I went to the funeral of a dear friend, Indian Joe, a few days ago. We grew up as young men in Port of Spain, the Trinidadian capital. It was the late 1950s and early 1960s, and we lived in a world of gangs implanted through the cinema, directly from America. We were "good fellas" in a sea of unemployment and mild debauchery. Indian Joe and I were renegades who looked overseas for salvation - to America or Britain.
On the evening following the funeral, a voice shouted from the street, "Colonel, Colonel", which is a nickname used among a small group of my friends. I went to the door directly from the bathroom with a towel wrapped round my waist. Neil stood on the pavement and announced that Carlton was dead, shot in the chest, after two blasts from a pistol. It was a robbery. He was on his way home at one in the morning, inches away from his door, in the company of a friend. Two masked young men came up to him and demanded money. The friend ran off. Carlton emptied his pocket of 12 Trinidadian dollars, equivalent to £1.40. The bandits blew him away. Carlton died with ten dollars in one hand and two dollars in the other.
He was born in that street with his brothers and sisters, all of whom toddled along the pavement, their hands in the steel grip of their grandmother, Ella, who was of Spanish origin and came from Venezuela.
Carlton and I struck up a friendship quite early. He had an unusually soft voice, not that torrid scream you often find in the ghetto. He was always immaculately clean, his clothes sharply pressed. I remember that every seam was in place the day he began his apprenticeship, when we walked the street together to the National Electricity Board. I was on holiday from school, and daily I'd meet him and walk with him to work. I was curious about this business called "apprenticeship" and what was involved.

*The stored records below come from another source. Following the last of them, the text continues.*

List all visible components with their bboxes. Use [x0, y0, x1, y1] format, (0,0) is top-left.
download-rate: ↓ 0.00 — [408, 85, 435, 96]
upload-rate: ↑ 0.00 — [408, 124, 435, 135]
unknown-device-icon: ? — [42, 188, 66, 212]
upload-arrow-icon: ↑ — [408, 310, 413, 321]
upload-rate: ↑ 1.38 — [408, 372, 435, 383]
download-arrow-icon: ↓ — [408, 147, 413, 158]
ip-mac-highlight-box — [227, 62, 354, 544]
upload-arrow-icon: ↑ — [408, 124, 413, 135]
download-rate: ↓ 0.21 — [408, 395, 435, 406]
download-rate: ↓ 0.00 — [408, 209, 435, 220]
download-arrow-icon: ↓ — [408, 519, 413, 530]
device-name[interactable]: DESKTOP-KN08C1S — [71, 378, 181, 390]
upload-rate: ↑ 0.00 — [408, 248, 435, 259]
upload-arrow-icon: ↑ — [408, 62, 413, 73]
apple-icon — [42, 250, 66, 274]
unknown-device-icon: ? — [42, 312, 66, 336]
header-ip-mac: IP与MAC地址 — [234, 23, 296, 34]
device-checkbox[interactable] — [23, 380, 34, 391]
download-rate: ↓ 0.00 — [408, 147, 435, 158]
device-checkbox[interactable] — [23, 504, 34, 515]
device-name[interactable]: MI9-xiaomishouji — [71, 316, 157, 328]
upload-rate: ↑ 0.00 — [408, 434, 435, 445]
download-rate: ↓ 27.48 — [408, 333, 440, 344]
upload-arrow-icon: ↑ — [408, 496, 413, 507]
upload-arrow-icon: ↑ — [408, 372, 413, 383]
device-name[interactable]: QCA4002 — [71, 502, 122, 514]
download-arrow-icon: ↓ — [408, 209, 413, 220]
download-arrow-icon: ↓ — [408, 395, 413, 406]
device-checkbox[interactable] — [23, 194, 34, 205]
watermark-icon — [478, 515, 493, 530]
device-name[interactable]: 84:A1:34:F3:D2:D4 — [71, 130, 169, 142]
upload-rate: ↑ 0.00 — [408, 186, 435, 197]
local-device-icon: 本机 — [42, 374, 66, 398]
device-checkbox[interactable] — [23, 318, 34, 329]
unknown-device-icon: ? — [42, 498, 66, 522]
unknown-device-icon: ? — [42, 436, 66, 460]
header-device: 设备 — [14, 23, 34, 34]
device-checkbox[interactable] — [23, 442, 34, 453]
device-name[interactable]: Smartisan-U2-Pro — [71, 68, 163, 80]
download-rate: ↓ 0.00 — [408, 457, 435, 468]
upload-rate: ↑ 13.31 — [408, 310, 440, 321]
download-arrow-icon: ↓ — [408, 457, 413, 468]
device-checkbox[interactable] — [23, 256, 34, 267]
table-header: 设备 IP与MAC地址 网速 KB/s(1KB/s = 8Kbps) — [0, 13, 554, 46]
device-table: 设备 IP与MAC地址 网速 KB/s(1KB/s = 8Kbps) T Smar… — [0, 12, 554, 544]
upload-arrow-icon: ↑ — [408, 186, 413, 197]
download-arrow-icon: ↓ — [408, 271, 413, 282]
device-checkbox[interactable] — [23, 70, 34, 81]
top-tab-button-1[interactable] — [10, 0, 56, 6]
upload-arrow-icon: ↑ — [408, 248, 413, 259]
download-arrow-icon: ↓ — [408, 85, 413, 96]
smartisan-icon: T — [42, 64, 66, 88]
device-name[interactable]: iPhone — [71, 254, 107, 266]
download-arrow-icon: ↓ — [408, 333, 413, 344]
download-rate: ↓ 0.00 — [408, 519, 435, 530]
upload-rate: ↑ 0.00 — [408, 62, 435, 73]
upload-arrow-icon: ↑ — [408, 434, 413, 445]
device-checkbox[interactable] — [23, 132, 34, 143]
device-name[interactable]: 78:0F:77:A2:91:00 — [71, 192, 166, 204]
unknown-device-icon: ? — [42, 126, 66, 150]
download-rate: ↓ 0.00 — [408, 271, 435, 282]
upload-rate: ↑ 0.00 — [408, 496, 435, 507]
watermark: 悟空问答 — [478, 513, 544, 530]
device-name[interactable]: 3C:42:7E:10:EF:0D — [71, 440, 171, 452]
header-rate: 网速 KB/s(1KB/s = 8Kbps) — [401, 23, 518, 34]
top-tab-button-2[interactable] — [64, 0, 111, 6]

We became very good friends, part of a gang called Renegades, with its headquarters in Basilon Street, the same street where he eventually died. He loved my sister to bits and I would carry messages to and fro.
I came to London; he went to New York. But he did not wish to serve in the US army during the Vietnam war. He returned to Trinidad. He remained a loner, with that quiet voice of his and that winning smile.
I detail the social character because, when someone like Carlton dies, it tells you that a society has sunk into an almost irretrievable morass of violent behaviour. His murderers may have fallen from the womb of someone who knew him or who followed his footsteps from the day he was born. They could have been the grandchildren of his friends.
No one expects the police to do anything about it. I phoned a friend in the police force who simply explained: "He was in the wrong place at the wrong time." The Caribbean is reduced to an eye for a lingering eye and a molar for a tenacious molar.